By enrolling in this “tech sabbatical” course, you commit to turning off your digital devices for at least 4 waking hours each day for the duration of the course (July 15-August 9, 2024), beyond the digital-free classroom environment. No phones, no laptops, no tablets during class or for any 4 hours of your choice, not including when you’re asleep. Yes; we will help you figure out how to spend your time in ways you enjoy away from your phones! In terms of how we’ll actually conduct the class—we’ll use old-school methods to edit short texts on hard copy (think: writing notes over sentences and in the margins), and then we’ll produce custom editions of those texts through artisan methods including paper-making, hand-drawing, print-making, typesetting/printing, and sewing/binding according to each student’s vision.

This is a chance for you to get offline, slow down, and take pleasure in reading that is wonderfully tangible. Artistic prowess NOT required.

 

PSYC 4200: Neural Mechanisms of Behavior

Instructor: Adema Ribic

Session: Eight Week Session

Time: 1030-1245

RibicDescription: "Dialogues in Neuroscience" is focused on understanding high-level concepts in behavioral neuroscience, as well as using primary literature to broaden students’ knowledge. Students will use observations and simple experiments to discuss the neural mechanisms of sensory processing, learning and behavior. The objective is for students to get comfortable using prior knowledge to make observations and discuss their conclusions.

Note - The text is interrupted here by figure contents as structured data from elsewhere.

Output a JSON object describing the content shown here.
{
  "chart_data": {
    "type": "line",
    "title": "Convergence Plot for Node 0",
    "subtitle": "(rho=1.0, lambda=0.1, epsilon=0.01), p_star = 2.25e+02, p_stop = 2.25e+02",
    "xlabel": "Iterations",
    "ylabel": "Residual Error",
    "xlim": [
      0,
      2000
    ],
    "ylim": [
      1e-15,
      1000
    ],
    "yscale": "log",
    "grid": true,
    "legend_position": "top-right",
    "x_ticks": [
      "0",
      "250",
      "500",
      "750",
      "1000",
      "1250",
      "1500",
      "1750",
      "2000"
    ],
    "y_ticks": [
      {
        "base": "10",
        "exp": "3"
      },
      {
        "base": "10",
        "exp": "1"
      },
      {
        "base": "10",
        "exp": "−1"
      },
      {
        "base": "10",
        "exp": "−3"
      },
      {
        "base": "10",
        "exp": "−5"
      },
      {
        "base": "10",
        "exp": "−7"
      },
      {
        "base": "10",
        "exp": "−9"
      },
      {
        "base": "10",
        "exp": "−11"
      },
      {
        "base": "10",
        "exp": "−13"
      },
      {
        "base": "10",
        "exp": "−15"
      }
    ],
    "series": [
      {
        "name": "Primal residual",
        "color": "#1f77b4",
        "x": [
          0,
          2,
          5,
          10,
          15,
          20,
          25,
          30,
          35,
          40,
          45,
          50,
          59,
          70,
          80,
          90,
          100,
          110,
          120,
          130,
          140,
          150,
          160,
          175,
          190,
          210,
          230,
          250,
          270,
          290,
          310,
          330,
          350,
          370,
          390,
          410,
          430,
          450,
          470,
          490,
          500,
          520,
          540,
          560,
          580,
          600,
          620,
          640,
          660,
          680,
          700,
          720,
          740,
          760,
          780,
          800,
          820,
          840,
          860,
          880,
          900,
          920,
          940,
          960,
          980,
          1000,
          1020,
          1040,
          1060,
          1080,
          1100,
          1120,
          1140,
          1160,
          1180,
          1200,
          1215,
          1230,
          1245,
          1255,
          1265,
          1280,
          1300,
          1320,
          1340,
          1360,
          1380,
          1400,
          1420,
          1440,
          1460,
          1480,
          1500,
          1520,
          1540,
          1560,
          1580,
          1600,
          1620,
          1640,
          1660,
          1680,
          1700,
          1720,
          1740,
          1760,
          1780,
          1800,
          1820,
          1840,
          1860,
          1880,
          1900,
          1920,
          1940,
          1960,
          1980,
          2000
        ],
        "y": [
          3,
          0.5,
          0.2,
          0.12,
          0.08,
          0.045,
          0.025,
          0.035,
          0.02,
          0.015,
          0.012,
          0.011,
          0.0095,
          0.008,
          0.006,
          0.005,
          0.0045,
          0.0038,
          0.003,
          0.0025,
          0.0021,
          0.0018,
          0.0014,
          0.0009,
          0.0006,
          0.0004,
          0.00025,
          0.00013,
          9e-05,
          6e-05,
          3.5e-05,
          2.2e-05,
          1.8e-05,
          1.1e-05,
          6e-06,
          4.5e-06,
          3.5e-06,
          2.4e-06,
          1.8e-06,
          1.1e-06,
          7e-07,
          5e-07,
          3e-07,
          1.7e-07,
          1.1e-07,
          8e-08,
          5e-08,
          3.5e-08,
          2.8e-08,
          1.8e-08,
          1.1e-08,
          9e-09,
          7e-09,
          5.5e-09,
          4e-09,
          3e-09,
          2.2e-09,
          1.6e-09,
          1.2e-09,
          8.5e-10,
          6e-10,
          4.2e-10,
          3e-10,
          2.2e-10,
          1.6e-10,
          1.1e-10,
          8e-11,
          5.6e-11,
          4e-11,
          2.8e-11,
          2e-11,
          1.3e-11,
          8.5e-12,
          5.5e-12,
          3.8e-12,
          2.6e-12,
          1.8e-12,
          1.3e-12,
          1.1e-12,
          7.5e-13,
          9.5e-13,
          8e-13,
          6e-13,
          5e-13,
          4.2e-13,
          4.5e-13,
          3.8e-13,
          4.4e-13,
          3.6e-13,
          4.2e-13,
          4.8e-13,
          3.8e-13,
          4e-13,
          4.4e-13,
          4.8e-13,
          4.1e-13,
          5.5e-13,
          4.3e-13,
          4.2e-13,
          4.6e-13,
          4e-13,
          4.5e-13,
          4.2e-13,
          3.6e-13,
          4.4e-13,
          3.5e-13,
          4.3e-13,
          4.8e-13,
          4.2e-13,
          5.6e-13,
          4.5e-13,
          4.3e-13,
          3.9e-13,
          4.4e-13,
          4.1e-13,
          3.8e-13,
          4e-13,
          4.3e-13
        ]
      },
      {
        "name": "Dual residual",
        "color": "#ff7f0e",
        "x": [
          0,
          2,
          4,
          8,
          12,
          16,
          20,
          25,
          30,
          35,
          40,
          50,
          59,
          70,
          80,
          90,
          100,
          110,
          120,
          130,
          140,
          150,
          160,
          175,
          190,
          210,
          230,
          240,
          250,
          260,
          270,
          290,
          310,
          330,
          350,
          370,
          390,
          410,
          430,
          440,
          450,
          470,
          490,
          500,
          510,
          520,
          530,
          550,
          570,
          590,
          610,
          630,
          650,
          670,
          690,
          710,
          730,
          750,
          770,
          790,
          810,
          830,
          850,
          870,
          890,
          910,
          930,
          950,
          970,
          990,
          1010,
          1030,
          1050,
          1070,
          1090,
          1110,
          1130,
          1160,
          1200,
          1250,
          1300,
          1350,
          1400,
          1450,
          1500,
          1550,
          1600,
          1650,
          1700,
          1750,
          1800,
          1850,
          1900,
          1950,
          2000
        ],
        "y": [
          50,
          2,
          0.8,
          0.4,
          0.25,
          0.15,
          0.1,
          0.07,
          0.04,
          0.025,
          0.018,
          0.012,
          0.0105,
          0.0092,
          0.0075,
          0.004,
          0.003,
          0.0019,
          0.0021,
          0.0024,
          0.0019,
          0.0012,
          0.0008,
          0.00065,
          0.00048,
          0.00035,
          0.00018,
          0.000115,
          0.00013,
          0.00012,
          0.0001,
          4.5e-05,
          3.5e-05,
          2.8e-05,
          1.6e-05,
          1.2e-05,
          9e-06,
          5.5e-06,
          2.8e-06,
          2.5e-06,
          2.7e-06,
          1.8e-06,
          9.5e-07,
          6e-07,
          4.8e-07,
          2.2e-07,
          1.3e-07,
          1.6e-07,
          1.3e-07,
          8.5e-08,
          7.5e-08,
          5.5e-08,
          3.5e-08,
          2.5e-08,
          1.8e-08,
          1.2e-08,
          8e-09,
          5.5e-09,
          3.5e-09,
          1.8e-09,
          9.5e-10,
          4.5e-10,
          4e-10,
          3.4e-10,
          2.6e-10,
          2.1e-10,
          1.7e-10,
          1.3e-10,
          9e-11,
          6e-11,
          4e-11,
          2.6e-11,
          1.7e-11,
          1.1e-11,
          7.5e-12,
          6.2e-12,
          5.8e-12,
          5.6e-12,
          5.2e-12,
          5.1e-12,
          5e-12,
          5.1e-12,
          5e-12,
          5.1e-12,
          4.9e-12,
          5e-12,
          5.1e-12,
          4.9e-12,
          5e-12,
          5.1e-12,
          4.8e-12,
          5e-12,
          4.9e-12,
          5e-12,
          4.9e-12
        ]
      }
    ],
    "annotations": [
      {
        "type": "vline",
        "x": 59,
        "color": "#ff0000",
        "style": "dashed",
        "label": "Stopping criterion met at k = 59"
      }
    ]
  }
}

Neuroscience classes typically rely heavily on modern tech, but this class will avoid that by requiring no computers nor phones in class and preventing students from using online resources. Old-fashioned analogue props will help demonstrate the concepts being discussed, for instance glass prisms for discussing brain plasticity, stopwatches for discussing myelination, yarn for understanding sound localization, etc. Students will take notes in a notebook with pens/pencils and they will progress through the course material through simple, tech-free, "old school" experiments while discussing basic neuroscience concepts that are being explored in these experiments. Outside of the class, students will continue with the experiments started in class or conduct new ones (completely tech-free) in order to apply neuroscience knowledge everywhere and at any time, without the use of Google.